An internal slag retaining wall is provided for prohibiting ungasified coal particles from exiting the molten slag and provides for increased carbon conversion. The slag retaining wall also acts as a gas baffle. The hot combustible gases leaving the partial oxidation unit in a swirl are directed upwardly, over the slag retaining wall, and then downwardly and into the horizontal outlet gas pipe. Overflow molten slag also enters the horizontal outlet gas pipe and travels along the bottom thereof to the slag outlet quench pipe. Since the hot combustible gases are directed vertically downward as they enter the horizontal outlet gas pipe, slag droplets again will have a tendency to impinge on the slag and be retained therein rather than being carried as droplets into the second stage oxidation unit (boiler combustion unit). Accordingly, a secondary feature of the hot outlet gas is to maintain the slag hot and insure its fluidity all the way to the slag outlet quench pipe.
The outlet gas pipe is, by specific design, horizontal to vertically downward rather than vertically upward in order to preclude slag buildup therealong. Prior art work on slag bath reactors with upward vertical pipe gas outlets has shown systems wherein slag continually has plugged the outlet line. With such an upward vertical construction the slag would cool rather than drop back into the reactor due to its inability to overcome the high outlet gas velocity. With a horizontal to vertically downward outlet, as is called for in the method of this invention, any molten slag droplets that are carried over from the reactor will either fall into the liquid slag overflow or be entrained into the boiler for removal as bottom ash and fly ash.

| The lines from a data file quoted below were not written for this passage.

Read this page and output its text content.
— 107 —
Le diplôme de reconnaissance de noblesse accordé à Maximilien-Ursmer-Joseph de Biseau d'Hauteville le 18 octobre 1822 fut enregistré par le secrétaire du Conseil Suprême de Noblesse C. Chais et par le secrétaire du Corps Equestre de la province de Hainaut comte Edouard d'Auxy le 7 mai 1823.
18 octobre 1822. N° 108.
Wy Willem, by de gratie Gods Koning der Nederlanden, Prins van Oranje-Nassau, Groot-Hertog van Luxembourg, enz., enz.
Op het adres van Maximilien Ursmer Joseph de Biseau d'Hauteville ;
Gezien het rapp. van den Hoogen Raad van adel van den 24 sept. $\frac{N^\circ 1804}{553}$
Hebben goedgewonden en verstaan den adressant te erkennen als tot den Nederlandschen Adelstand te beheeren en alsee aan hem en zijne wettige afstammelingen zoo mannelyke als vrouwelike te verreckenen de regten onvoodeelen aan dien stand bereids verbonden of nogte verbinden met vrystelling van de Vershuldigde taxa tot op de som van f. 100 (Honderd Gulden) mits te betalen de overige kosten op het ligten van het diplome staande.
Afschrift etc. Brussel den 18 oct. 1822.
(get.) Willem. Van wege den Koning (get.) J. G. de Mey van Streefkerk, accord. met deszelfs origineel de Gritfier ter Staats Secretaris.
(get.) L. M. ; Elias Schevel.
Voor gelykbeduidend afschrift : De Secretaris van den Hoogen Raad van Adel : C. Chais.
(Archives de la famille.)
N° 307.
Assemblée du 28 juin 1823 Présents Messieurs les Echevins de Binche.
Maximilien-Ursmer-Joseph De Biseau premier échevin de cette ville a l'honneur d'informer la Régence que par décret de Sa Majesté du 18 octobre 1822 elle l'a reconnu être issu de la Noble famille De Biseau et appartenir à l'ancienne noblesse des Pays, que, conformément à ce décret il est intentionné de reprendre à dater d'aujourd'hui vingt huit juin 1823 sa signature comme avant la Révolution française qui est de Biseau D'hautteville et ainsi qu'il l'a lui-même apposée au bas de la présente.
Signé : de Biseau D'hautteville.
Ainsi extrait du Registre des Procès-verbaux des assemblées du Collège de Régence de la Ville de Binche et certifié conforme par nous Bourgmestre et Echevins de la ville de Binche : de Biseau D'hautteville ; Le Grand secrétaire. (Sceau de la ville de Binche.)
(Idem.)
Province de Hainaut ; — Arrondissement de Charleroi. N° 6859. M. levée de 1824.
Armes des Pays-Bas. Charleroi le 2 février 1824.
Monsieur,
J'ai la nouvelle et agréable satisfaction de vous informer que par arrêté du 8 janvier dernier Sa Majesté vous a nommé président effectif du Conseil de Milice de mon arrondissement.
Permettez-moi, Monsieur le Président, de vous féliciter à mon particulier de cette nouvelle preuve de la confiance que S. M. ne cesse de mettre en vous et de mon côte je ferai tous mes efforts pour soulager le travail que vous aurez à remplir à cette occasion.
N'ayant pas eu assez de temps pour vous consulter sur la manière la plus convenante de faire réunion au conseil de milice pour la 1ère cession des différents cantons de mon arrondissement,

Also as shown in the simplified block flow diagram of the drawing, the second stage oxidation unit called for in practicing the method of this invention comprises a boiler combustion unit consisting of a burner pipe and a preheated combustion air injection system. The hot, low Btu combustible gas from the partial oxidation unit is fired into the boiler with the prescribed amount of excess air, as is the practice for any fossil fuel fired boiler. In addition to the method of the present invention being utilized with coal as the carbonaceous fuel, it is envisioned that through minor mechanical modifications, coke, petroleum coke, high sulfur fuel oil, solid fuel-oil mixtures, and solid fuel-water mixtures, could be used as well, as indicated in the simplified diagram. It should also be noted that in the event a small amount of hydrogen sulfide is liberated during quenching of the molten slag, a small air blower may be used to draw air continually over the quench tank water surface and direct the air flow to the preheat combustion air for the boiler. Should such operating conditions be detected, additional, for example, limestone would simply be added into the partial oxidation unit to insure adequate sulfur removal.
It will thus be seen that the objects set forth above, among those made apparent from the preceding description, are efficiently attained, and since certain changes may be made in carrying out the above method without departing from the scope of the invention, it is intended that all matter contained in the above description shall be interpreted as illustrative and not in a limiting sense.
It is also to be understood that the following claims are intended to cover all of the generic and specific features of the invention herein described, and all statements of the scope of the invention which, as a matter of language, might be said to fall therebetween.